Running a successful trucking business means knowing your numbers inside and out. The single most important tool for this is your Profit and Loss (P&L) statement. It’s a straightforward report that shows you exactly where your money is coming from and where it’s going. Let’s break down what goes into it.
Key Sections of a Trucking P&L Statement
Revenue (Money Coming In)
This is your top line—all the money your business earns before any expenses are taken out.
- Freight Charges: The primary income from hauling loads.
- Fuel Surcharges: The fees you collect to cover the cost of fuel.
- Accessorial Fees: Extra pay for detention, layovers, lumper fees, and other services.
- Other Income: Any other money you bring in, like leasing out equipment or brokerage fees.
Variable Costs (The Cost of Moving Freight)
These are the direct costs tied to hauling a load. If your trucks aren’t moving, you don’t have most of these expenses.
- Driver Wages or Owner-Operator Pay: The biggest expense for most carriers.
- Fuel: Your second-largest expense and the most volatile.
- Truck & Trailer Payments: Your monthly lease or loan payments.
- Insurance: Includes truck, cargo, and liability coverage.
- Tolls and Permits: The day-to-day costs of being on the road.
Fixed Costs (Your Business Overhead)
Also known as operating expenses, these are the costs you have to pay just to keep the business running, whether you’re hauling one load or one hundred.
- Office & Utilities: Rent for your office or your dedicated home office expenses.
- Salaries & Professional Fees: Pay for dispatch, admin staff, accountants, or lawyers.
- Technology: Subscriptions for your ELD, GPS, load boards, and TMS software.
- Marketing & Advertising: Costs for finding new customers.
- Maintenance and Repairs: This is a big one. It includes routine service like oil changes and tires, as well as unexpected major repairs.
- Depreciation: If you own your trucks, their value decreases over time. Depreciation is how you account for that loss in value as a business expense, which is important for tax purposes.
Net Profit (The Bottom Line)
This is the number that matters most. It tells you if you’re actually making money.
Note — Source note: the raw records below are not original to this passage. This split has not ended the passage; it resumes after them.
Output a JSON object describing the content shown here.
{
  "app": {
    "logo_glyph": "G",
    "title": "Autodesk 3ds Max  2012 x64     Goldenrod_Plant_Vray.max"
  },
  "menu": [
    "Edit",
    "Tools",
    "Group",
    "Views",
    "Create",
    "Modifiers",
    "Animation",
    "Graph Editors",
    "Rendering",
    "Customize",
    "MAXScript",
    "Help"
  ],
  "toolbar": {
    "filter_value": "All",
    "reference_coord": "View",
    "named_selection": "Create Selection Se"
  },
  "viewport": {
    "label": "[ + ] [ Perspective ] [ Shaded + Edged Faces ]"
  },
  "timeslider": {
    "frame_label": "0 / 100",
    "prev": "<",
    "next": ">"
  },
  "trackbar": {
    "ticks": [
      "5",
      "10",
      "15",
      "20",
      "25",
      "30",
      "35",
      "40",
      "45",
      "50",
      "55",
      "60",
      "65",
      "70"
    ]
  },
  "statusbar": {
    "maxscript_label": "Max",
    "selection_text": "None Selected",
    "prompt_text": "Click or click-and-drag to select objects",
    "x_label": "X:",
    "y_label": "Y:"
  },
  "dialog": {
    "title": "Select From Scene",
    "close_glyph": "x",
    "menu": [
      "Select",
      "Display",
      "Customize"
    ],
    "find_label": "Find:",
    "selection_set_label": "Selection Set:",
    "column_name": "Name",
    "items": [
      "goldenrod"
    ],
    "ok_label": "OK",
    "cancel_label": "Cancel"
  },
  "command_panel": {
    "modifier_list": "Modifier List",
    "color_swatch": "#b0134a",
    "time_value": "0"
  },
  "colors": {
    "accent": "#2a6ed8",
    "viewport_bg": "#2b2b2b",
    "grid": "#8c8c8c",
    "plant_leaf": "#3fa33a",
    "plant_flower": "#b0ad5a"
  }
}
The formula is simple:
Total Revenue – Total Expenses = Net Profit (or Loss)
Simple P&L Example for a Trucking Business
Here’s what it might look like for one month:
Revenue
- Freight Charges: $25,000
- Fuel Surcharge: $3,000
- Other Income: $500
- Total Revenue: $28,500
Expenses
- Fuel: $9,200
- Driver Wages: $6,000
- Truck Payment: $2,500
- Insurance: $1,800
- Maintenance & Repairs: $1,200
- Office/Admin Costs: $600
- Tolls & Permits: $400
- Total Expenses: $21,700
Net Profit: $6,800
Why Every Trucking Company Needs a P&L
A P&L isn’t just for your accountant. It’s a tool that helps you:
- See which lanes and customers are truly profitable.
- Spot rising costs, like fuel or insurance, before they hurt your bottom line.
- Get ready for tax time and show a bank you’re a solid business when you need a loan.
- Make smart, data-backed decisions about when to add another truck.
How to Get Started
You can always build a P&L in a spreadsheet like Excel or Google Sheets, but designing it to properly track everything takes time. To get started faster, many owner-operators and small fleets use pre-built templates.
If you want to skip the spreadsheet headaches and get a professional P&L statement designed for trucking, check out my Ultimate Trucking Accounting. It is easy to use, fully customizable, and will save you hours of work.
Final Thoughts
A profit and loss statement is the GPS for your business. It shows you where you’ve been and helps you map a route to a more profitable future. Don’t wait until tax season to understand your numbers—start tracking your P&L today.